This Week on Galileo
23 Apr 2001
(Source: Jet Propulsion Laboratory)
This week sees the continuation of the set of instrument calibrations that began on Sunday. On Monday, the Near Infrared Mapping Spectrometer (NIMS) views a calibration plate mounted on the spacecraft. Since NIMS is sensitive to thermal emissions (heat), this Radiometric Calibration Target plate is warmed to a known temperature, and the instrument measures the signal it sees. By comparing the signal from this known source with those from observations of Jupiter's atmosphere or of the surfaces of the satellites, scientists can determine the correct temperatures of those features.
The Solid State Imaging camera (SSI), which imaged Saturn on Sunday, today views its largest satellite Titan. The observations are made through three filters that are sensitive to wavelengths of light characteristic of absorption by methane gas. Since both Saturn and Titan have prominent methane atmospheres, these bodies make excellent calibration targets.
Following these activities, Galileo will be turned approximately nine degrees so that the spin axis of the spacecraft will be pointed directly at the Sun. This allows the Sun to shine directly on another calibration plate on the spacecraft, the Photometric Calibration Target. When this plate is evenly illuminated, and not shadowed by any other parts of the spacecraft, nor varying in brightness as the spacecraft spins, both NIMS and SSI can view a flat field of known, uniform intensity.

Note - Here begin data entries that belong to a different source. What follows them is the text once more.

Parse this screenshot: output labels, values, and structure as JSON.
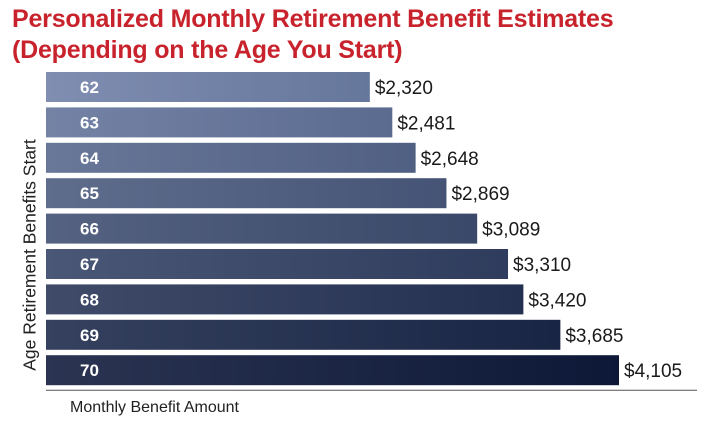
{
  "chart_data": {
    "type": "bar",
    "orientation": "horizontal",
    "title": "Personalized Monthly Retirement Benefit Estimates",
    "subtitle": "(Depending on the Age You Start)",
    "xlabel": "Monthly Benefit Amount",
    "ylabel": "Age Retirement Benefits Start",
    "categories": [
      "62",
      "63",
      "64",
      "65",
      "66",
      "67",
      "68",
      "69",
      "70"
    ],
    "values": [
      2320,
      2481,
      2648,
      2869,
      3089,
      3310,
      3420,
      3685,
      4105
    ],
    "value_labels": [
      "$2,320",
      "$2,481",
      "$2,648",
      "$2,869",
      "$3,089",
      "$3,310",
      "$3,420",
      "$3,685",
      "$4,105"
    ],
    "xlim": [
      0,
      4105
    ],
    "grid": false,
    "colors": {
      "title": "#c8232c",
      "bar_lightest": "#6d7fa6",
      "bar_darkest": "#0e1a3a"
    }
  }
}
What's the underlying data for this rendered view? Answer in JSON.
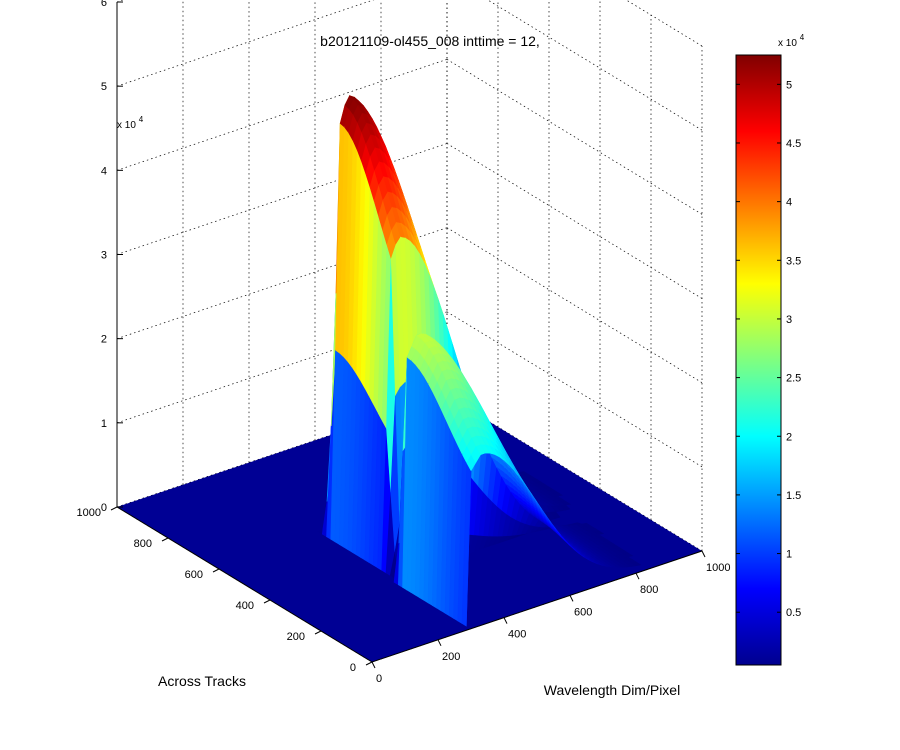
{
  "chart_data": {
    "type": "surface",
    "title": "b20121109-ol455_008 inttime = 12,",
    "xlabel": "Wavelength Dim/Pixel",
    "ylabel": "Across Tracks",
    "zlabel": "",
    "x_range": [
      0,
      1000
    ],
    "y_range": [
      0,
      1000
    ],
    "z_range": [
      0,
      60000
    ],
    "x_ticks": [
      "0",
      "200",
      "400",
      "600",
      "800",
      "1000"
    ],
    "y_ticks": [
      "0",
      "200",
      "400",
      "600",
      "800",
      "1000"
    ],
    "z_ticks": [
      "0",
      "1",
      "2",
      "3",
      "4",
      "5",
      "6"
    ],
    "z_multiplier": "x 10",
    "z_exponent": "4",
    "grid": true,
    "colormap": "jet",
    "colorbar": {
      "range": [
        500,
        52500
      ],
      "ticks": [
        "0.5",
        "1",
        "1.5",
        "2",
        "2.5",
        "3",
        "3.5",
        "4",
        "4.5",
        "5"
      ],
      "tick_values": [
        5000,
        10000,
        15000,
        20000,
        25000,
        30000,
        35000,
        40000,
        45000,
        50000
      ],
      "multiplier": "x 10",
      "exponent": "4"
    },
    "surface": {
      "description_values": {
        "bands": [
          {
            "across_track_range": [
              350,
              550
            ],
            "wavelength_peak": 350,
            "peak_value": 52500
          },
          {
            "across_track_range": [
              0,
              250
            ],
            "wavelength_peak": 330,
            "peak_value": 30000
          }
        ],
        "background_value": 500
      }
    }
  }
}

This allows the instruments to determine if their sensitivities vary across their respective fields of view, or have changed since the last calibration of this type in 1997.

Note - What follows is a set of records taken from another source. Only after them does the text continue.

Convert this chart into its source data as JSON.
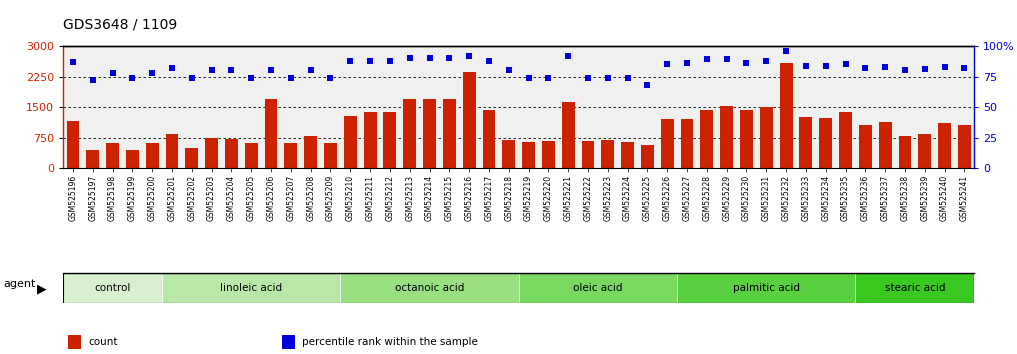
{
  "title": "GDS3648 / 1109",
  "samples": [
    "GSM525196",
    "GSM525197",
    "GSM525198",
    "GSM525199",
    "GSM525200",
    "GSM525201",
    "GSM525202",
    "GSM525203",
    "GSM525204",
    "GSM525205",
    "GSM525206",
    "GSM525207",
    "GSM525208",
    "GSM525209",
    "GSM525210",
    "GSM525211",
    "GSM525212",
    "GSM525213",
    "GSM525214",
    "GSM525215",
    "GSM525216",
    "GSM525217",
    "GSM525218",
    "GSM525219",
    "GSM525220",
    "GSM525221",
    "GSM525222",
    "GSM525223",
    "GSM525224",
    "GSM525225",
    "GSM525226",
    "GSM525227",
    "GSM525228",
    "GSM525229",
    "GSM525230",
    "GSM525231",
    "GSM525232",
    "GSM525233",
    "GSM525234",
    "GSM525235",
    "GSM525236",
    "GSM525237",
    "GSM525238",
    "GSM525239",
    "GSM525240",
    "GSM525241"
  ],
  "counts": [
    1150,
    450,
    620,
    450,
    620,
    830,
    500,
    730,
    720,
    620,
    1690,
    630,
    800,
    620,
    1270,
    1380,
    1380,
    1690,
    1700,
    1700,
    2350,
    1430,
    700,
    650,
    670,
    1620,
    670,
    680,
    640,
    580,
    1200,
    1200,
    1440,
    1520,
    1440,
    1510,
    2580,
    1250,
    1240,
    1380,
    1070,
    1130,
    800,
    830,
    1100,
    1060
  ],
  "percentile": [
    87,
    72,
    78,
    74,
    78,
    82,
    74,
    80,
    80,
    74,
    80,
    74,
    80,
    74,
    88,
    88,
    88,
    90,
    90,
    90,
    92,
    88,
    80,
    74,
    74,
    92,
    74,
    74,
    74,
    68,
    85,
    86,
    89,
    89,
    86,
    88,
    96,
    84,
    84,
    85,
    82,
    83,
    80,
    81,
    83,
    82
  ],
  "groups": [
    {
      "label": "control",
      "start": 0,
      "end": 5
    },
    {
      "label": "linoleic acid",
      "start": 5,
      "end": 14
    },
    {
      "label": "octanoic acid",
      "start": 14,
      "end": 23
    },
    {
      "label": "oleic acid",
      "start": 23,
      "end": 31
    },
    {
      "label": "palmitic acid",
      "start": 31,
      "end": 40
    },
    {
      "label": "stearic acid",
      "start": 40,
      "end": 46
    }
  ],
  "group_colors": [
    "#d8f0d0",
    "#b8e8a8",
    "#98e080",
    "#78d860",
    "#58d040",
    "#38c820"
  ],
  "bar_color": "#cc2200",
  "dot_color": "#0000dd",
  "ylim_left": [
    0,
    3000
  ],
  "ylim_right": [
    0,
    100
  ],
  "yticks_left": [
    0,
    750,
    1500,
    2250,
    3000
  ],
  "yticks_right": [
    0,
    25,
    50,
    75,
    100
  ],
  "grid_values": [
    750,
    1500,
    2250
  ],
  "bg_color": "#f0f0f0",
  "title_fontsize": 10,
  "tick_fontsize": 7,
  "bar_width": 0.65,
  "legend_items": [
    {
      "label": "count",
      "color": "#cc2200"
    },
    {
      "label": "percentile rank within the sample",
      "color": "#0000dd"
    }
  ],
  "agent_label": "agent"
}
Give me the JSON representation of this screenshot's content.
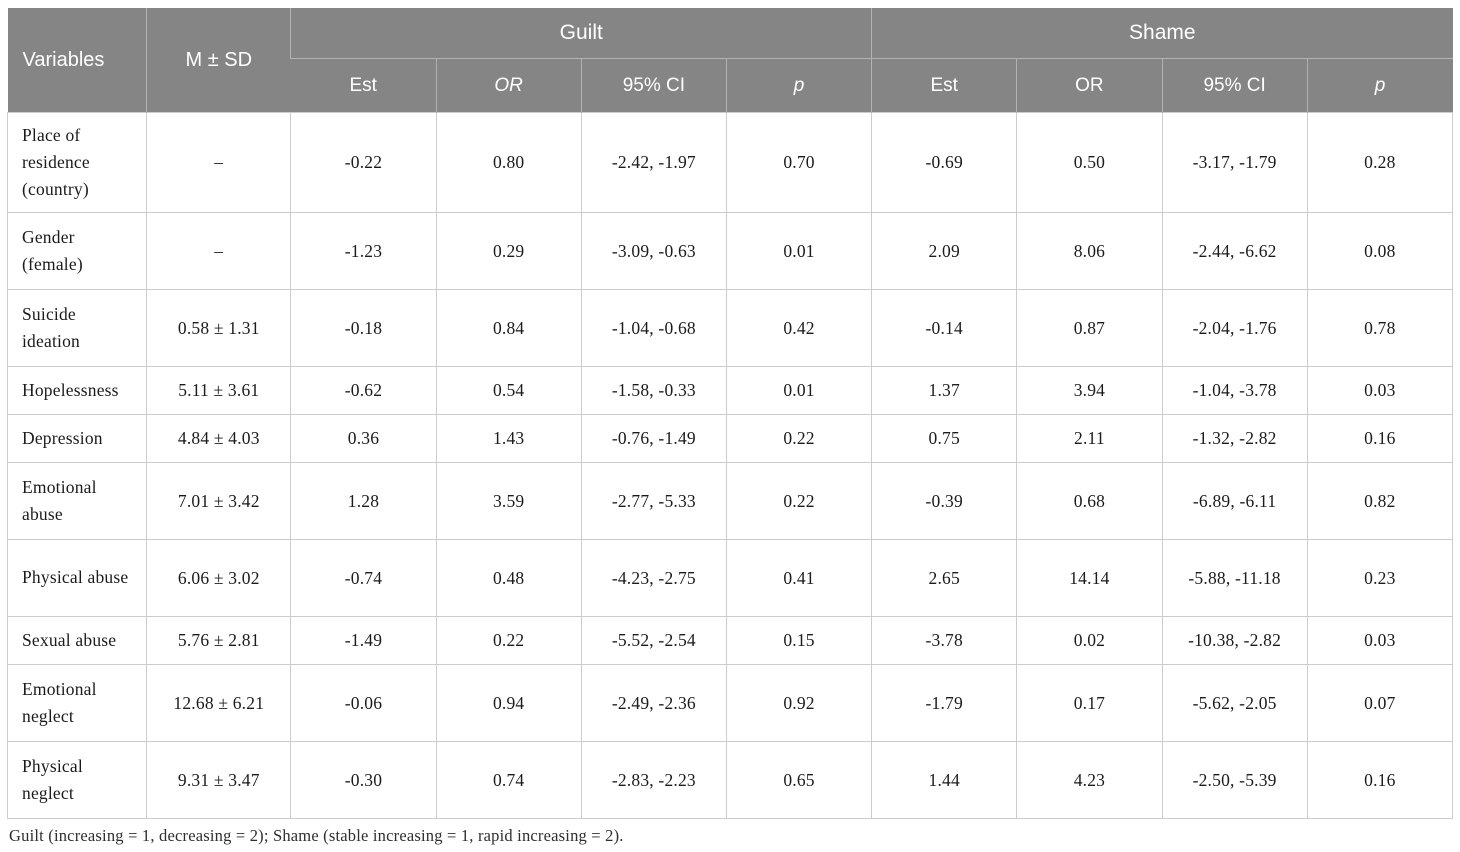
{
  "table": {
    "headers": {
      "variables": "Variables",
      "msd": "M ± SD",
      "group_guilt": "Guilt",
      "group_shame": "Shame",
      "sub": [
        "Est",
        "OR",
        "95% CI",
        "p",
        "Est",
        "OR",
        "95% CI",
        "p"
      ]
    },
    "rows": [
      {
        "variable": "Place of residence (country)",
        "msd": "–",
        "guilt": [
          "-0.22",
          "0.80",
          "-2.42, -1.97",
          "0.70"
        ],
        "shame": [
          "-0.69",
          "0.50",
          "-3.17, -1.79",
          "0.28"
        ]
      },
      {
        "variable": "Gender (female)",
        "msd": "–",
        "guilt": [
          "-1.23",
          "0.29",
          "-3.09, -0.63",
          "0.01"
        ],
        "shame": [
          "2.09",
          "8.06",
          "-2.44, -6.62",
          "0.08"
        ]
      },
      {
        "variable": "Suicide ideation",
        "msd": "0.58 ± 1.31",
        "guilt": [
          "-0.18",
          "0.84",
          "-1.04, -0.68",
          "0.42"
        ],
        "shame": [
          "-0.14",
          "0.87",
          "-2.04, -1.76",
          "0.78"
        ]
      },
      {
        "variable": "Hopelessness",
        "msd": "5.11 ± 3.61",
        "guilt": [
          "-0.62",
          "0.54",
          "-1.58, -0.33",
          "0.01"
        ],
        "shame": [
          "1.37",
          "3.94",
          "-1.04, -3.78",
          "0.03"
        ]
      },
      {
        "variable": "Depression",
        "msd": "4.84 ± 4.03",
        "guilt": [
          "0.36",
          "1.43",
          "-0.76, -1.49",
          "0.22"
        ],
        "shame": [
          "0.75",
          "2.11",
          "-1.32, -2.82",
          "0.16"
        ]
      },
      {
        "variable": "Emotional abuse",
        "msd": "7.01 ± 3.42",
        "guilt": [
          "1.28",
          "3.59",
          "-2.77, -5.33",
          "0.22"
        ],
        "shame": [
          "-0.39",
          "0.68",
          "-6.89, -6.11",
          "0.82"
        ]
      },
      {
        "variable": "Physical abuse",
        "msd": "6.06 ± 3.02",
        "guilt": [
          "-0.74",
          "0.48",
          "-4.23, -2.75",
          "0.41"
        ],
        "shame": [
          "2.65",
          "14.14",
          "-5.88, -11.18",
          "0.23"
        ]
      },
      {
        "variable": "Sexual abuse",
        "msd": "5.76 ± 2.81",
        "guilt": [
          "-1.49",
          "0.22",
          "-5.52, -2.54",
          "0.15"
        ],
        "shame": [
          "-3.78",
          "0.02",
          "-10.38, -2.82",
          "0.03"
        ]
      },
      {
        "variable": "Emotional neglect",
        "msd": "12.68 ± 6.21",
        "guilt": [
          "-0.06",
          "0.94",
          "-2.49, -2.36",
          "0.92"
        ],
        "shame": [
          "-1.79",
          "0.17",
          "-5.62, -2.05",
          "0.07"
        ]
      },
      {
        "variable": "Physical neglect",
        "msd": "9.31 ± 3.47",
        "guilt": [
          "-0.30",
          "0.74",
          "-2.83, -2.23",
          "0.65"
        ],
        "shame": [
          "1.44",
          "4.23",
          "-2.50, -5.39",
          "0.16"
        ]
      }
    ],
    "footnote": "Guilt (increasing = 1, decreasing = 2); Shame (stable increasing = 1, rapid increasing = 2)."
  },
  "colors": {
    "header_bg": "#858585",
    "header_text": "#ffffff",
    "header_divider": "#b2b2b2",
    "body_border": "#cccccc",
    "body_text": "#1b1b1b"
  }
}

This is the last time in the mission that we plan on calibrating SSI and NIMS in this way. These measurements will be stored on the spacecraft tape recorder. Late Monday night playback of the data will begin, and this will continue over the next month, completing prior to the next flyby of Callisto near the end of May.

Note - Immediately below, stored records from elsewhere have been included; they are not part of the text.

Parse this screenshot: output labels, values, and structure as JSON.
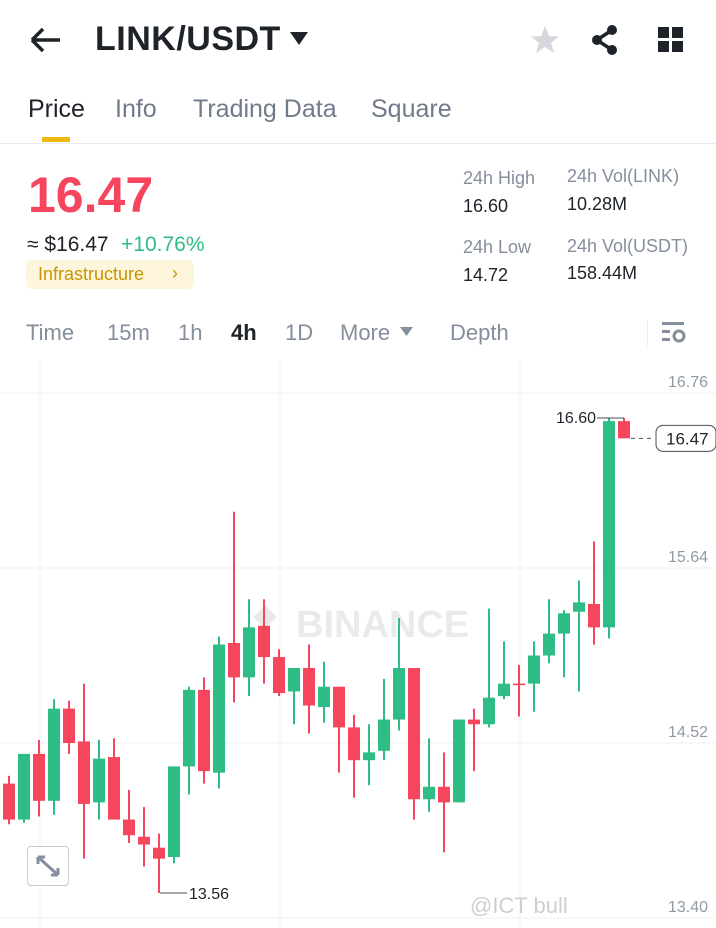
{
  "header": {
    "pair": "LINK/USDT",
    "icons": [
      "back-arrow-icon",
      "dropdown-caret-icon",
      "star-icon",
      "share-icon",
      "grid-icon"
    ]
  },
  "tabs": [
    {
      "label": "Price",
      "active": true
    },
    {
      "label": "Info"
    },
    {
      "label": "Trading Data"
    },
    {
      "label": "Square"
    }
  ],
  "ticker": {
    "price": "16.47",
    "usd_value": "≈ $16.47",
    "change": "+10.76%",
    "tag": "Infrastructure",
    "high_label": "24h High",
    "high": "16.60",
    "low_label": "24h Low",
    "low": "14.72",
    "vol_base_label": "24h Vol(LINK)",
    "vol_base": "10.28M",
    "vol_quote_label": "24h Vol(USDT)",
    "vol_quote": "158.44M"
  },
  "timeframes": [
    {
      "label": "Time"
    },
    {
      "label": "15m"
    },
    {
      "label": "1h"
    },
    {
      "label": "4h",
      "active": true
    },
    {
      "label": "1D"
    },
    {
      "label": "More"
    },
    {
      "label": "Depth"
    }
  ],
  "colors": {
    "up": "#2ebd85",
    "down": "#f6465d",
    "accent": "#f0b90b"
  },
  "watermark": {
    "logo": "BINANCE",
    "user": "@ICT bull"
  },
  "chart_data": {
    "type": "candlestick",
    "interval": "4h",
    "y_ticks": [
      "16.76",
      "15.64",
      "14.52",
      "13.40"
    ],
    "ylim": [
      13.4,
      16.76
    ],
    "high_marker": "16.60",
    "low_marker": "13.56",
    "last_price": "16.47",
    "candles": [
      [
        14.26,
        14.31,
        14.0,
        14.03
      ],
      [
        14.03,
        14.45,
        14.01,
        14.45
      ],
      [
        14.45,
        14.54,
        14.05,
        14.15
      ],
      [
        14.15,
        14.8,
        14.06,
        14.74
      ],
      [
        14.74,
        14.79,
        14.45,
        14.52
      ],
      [
        14.53,
        14.9,
        13.78,
        14.13
      ],
      [
        14.14,
        14.54,
        14.03,
        14.42
      ],
      [
        14.43,
        14.55,
        14.03,
        14.03
      ],
      [
        14.03,
        14.22,
        13.88,
        13.93
      ],
      [
        13.92,
        14.11,
        13.73,
        13.87
      ],
      [
        13.85,
        13.94,
        13.56,
        13.78
      ],
      [
        13.79,
        14.37,
        13.75,
        14.37
      ],
      [
        14.37,
        14.88,
        14.19,
        14.86
      ],
      [
        14.86,
        14.94,
        14.26,
        14.34
      ],
      [
        14.33,
        15.2,
        14.23,
        15.15
      ],
      [
        15.16,
        16.0,
        14.78,
        14.94
      ],
      [
        14.94,
        15.44,
        14.82,
        15.26
      ],
      [
        15.27,
        15.44,
        14.9,
        15.07
      ],
      [
        15.07,
        15.12,
        14.82,
        14.84
      ],
      [
        14.85,
        15.0,
        14.64,
        15.0
      ],
      [
        15.0,
        15.15,
        14.58,
        14.76
      ],
      [
        14.75,
        15.04,
        14.65,
        14.88
      ],
      [
        14.88,
        14.88,
        14.33,
        14.62
      ],
      [
        14.62,
        14.7,
        14.17,
        14.41
      ],
      [
        14.41,
        14.64,
        14.25,
        14.46
      ],
      [
        14.47,
        14.93,
        14.41,
        14.67
      ],
      [
        14.67,
        15.32,
        14.6,
        15.0
      ],
      [
        15.0,
        15.0,
        14.03,
        14.16
      ],
      [
        14.16,
        14.55,
        14.08,
        14.24
      ],
      [
        14.24,
        14.46,
        13.82,
        14.14
      ],
      [
        14.14,
        14.67,
        14.14,
        14.67
      ],
      [
        14.67,
        14.74,
        14.34,
        14.64
      ],
      [
        14.64,
        15.38,
        14.62,
        14.81
      ],
      [
        14.82,
        15.17,
        14.8,
        14.9
      ],
      [
        14.9,
        15.02,
        14.69,
        14.89
      ],
      [
        14.9,
        15.17,
        14.72,
        15.08
      ],
      [
        15.08,
        15.44,
        15.03,
        15.22
      ],
      [
        15.22,
        15.37,
        14.94,
        15.35
      ],
      [
        15.36,
        15.56,
        14.85,
        15.42
      ],
      [
        15.41,
        15.81,
        15.15,
        15.26
      ],
      [
        15.26,
        16.6,
        15.19,
        16.58
      ],
      [
        16.58,
        16.6,
        16.47,
        16.47
      ]
    ]
  }
}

After the calibrations are complete, the spacecraft is again turned to point the communications antenna towards Earth. Then a special engineering test of the SSI electronics will be done. During the last encounter with Ganymede in December of 2000, there were several times when an intermittent problem in the instrument electronics saturated the signal received from the imaging CCD sensor. This had the same effect as shining a bright light into the camera, washing out the pictures taken. Tests have shown that turning the instrument power off and on again clears up the problem. However, when the instrument is turned off, the software that governs the camera operations must be reloaded into its computer memory. This test exercises a new technique to reload that software more quickly and using fewer commands. This technique will make it easier to restore camera operations if the problem should recur.